Brady Corbet plays the titular Simon, a recent university graduate who goes on an extended trip to Paris to recover from a break-up with his long-term girlfriend. He does a lot of moping around; hard-heartedly trying to meet people, crying to his mother on the phone and masturbating. After going into a brothel one evening, Simon meets prostitute Victoria (the film’s co-writer Mati Diop). The damaged pair begin a relationship and stumble into cohabitation but before long, Simon’s selfishness and childishness starts to give way to more disturbing character traits. Yet, despite the provocative title and subject matter, Simon Killer is all deliberate thematic subterfuge on the part of Campos.
The key to understanding the film lies in Simon’s oft-repeated description of the focus of his neuroscience studies in college; the connection between the eye and the brain. Campos frequently punctuates the narrative with neon, strobes and loud music. They initially serve as distractions, momentarily disorientating the audience but, as the film goes on, it becomes clear that they are an integral part of the Simon Killer’s rich sensory framework, prompting the audience to question what they see and hear. As interesting as this textured technical approach is, Campos’ ace card is Corbet. Having already made a name for himself in a series of edgy roles, the actor is outstanding here; capturing not only Simon’s slow, disquieting descent into lunacy, but also the more juvenile aspects of the character.

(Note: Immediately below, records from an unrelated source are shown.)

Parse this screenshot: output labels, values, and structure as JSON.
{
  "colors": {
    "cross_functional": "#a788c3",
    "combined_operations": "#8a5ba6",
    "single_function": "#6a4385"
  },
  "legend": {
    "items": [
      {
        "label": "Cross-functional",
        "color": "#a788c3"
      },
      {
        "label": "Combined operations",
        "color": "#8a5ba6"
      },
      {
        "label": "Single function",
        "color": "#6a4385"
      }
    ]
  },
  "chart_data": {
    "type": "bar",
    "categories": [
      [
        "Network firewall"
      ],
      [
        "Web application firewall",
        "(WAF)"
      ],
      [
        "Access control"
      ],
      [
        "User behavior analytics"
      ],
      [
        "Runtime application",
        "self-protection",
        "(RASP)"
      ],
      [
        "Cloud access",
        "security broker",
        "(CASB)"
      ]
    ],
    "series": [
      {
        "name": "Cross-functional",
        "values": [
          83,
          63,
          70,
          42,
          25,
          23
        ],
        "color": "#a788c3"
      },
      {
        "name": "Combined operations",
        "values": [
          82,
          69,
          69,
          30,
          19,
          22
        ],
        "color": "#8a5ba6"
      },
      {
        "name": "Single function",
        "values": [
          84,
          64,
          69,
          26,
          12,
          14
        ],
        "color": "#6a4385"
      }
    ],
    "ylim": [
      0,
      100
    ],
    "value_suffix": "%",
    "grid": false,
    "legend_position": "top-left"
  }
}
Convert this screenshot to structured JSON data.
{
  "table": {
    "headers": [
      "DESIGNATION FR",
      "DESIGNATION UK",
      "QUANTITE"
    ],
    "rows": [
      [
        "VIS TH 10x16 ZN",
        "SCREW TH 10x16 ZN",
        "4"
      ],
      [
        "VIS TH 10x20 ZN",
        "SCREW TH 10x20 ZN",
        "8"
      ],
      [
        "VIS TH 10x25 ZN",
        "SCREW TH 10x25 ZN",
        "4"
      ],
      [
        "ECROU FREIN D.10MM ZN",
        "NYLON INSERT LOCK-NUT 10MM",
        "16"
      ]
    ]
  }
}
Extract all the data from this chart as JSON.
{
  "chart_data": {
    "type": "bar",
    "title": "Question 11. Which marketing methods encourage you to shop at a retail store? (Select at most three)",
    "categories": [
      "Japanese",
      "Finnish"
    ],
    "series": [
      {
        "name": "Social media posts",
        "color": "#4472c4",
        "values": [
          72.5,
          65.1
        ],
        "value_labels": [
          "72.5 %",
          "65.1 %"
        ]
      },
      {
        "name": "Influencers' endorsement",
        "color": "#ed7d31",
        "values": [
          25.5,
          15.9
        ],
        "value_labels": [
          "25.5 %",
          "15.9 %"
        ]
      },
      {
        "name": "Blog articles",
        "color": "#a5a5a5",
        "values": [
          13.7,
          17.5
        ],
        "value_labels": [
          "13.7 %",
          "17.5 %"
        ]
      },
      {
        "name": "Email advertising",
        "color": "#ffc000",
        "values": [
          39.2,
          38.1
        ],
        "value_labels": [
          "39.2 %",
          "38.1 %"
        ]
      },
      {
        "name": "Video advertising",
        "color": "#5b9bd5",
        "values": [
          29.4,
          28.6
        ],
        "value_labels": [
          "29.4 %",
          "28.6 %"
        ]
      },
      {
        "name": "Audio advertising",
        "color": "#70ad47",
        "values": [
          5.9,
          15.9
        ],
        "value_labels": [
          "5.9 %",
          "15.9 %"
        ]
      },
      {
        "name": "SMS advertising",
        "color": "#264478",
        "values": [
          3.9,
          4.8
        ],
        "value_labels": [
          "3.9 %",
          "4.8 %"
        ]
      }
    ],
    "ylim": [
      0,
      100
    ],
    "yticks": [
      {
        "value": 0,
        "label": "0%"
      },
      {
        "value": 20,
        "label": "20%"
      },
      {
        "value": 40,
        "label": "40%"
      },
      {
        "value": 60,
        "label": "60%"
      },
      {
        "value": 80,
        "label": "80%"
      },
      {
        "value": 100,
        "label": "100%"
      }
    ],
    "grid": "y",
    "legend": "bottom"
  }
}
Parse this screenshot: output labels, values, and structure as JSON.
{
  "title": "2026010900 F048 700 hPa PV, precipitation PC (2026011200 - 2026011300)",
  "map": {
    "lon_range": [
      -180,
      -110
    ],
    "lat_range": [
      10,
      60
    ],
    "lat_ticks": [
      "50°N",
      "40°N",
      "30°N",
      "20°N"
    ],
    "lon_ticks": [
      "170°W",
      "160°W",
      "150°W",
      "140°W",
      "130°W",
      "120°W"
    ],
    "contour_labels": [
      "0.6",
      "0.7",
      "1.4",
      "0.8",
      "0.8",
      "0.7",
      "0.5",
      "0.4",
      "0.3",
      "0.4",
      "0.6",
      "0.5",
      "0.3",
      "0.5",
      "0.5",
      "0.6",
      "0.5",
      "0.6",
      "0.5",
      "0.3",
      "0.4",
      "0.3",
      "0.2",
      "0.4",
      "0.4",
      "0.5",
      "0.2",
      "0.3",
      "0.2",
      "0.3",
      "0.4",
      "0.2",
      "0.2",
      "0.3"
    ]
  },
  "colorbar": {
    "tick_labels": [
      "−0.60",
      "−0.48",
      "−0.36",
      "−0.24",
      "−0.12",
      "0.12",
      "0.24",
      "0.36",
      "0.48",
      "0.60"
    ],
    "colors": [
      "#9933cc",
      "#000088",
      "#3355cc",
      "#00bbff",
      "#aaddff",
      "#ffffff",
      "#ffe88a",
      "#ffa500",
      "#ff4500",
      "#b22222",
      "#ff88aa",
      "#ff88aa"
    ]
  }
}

While many films involuntarily give their psychopaths an intriguing aura, Corbet displays Simon’s amorality with a sense of sullen entitlement; there’s danger in him, but it’s hidden beneath the pathetic, childishly impulsive exterior of a young American with the means to travel to Paris at the drop of a hat. Diop is equally impressive, elevating the clichéd ‘tart-with-a-heart’ role into something weightier. With Simon Killer, Campos has created a dark, visually arresting piece that uses its ambivalence and sordidness to pose serious questions about the limits of youthful delusions.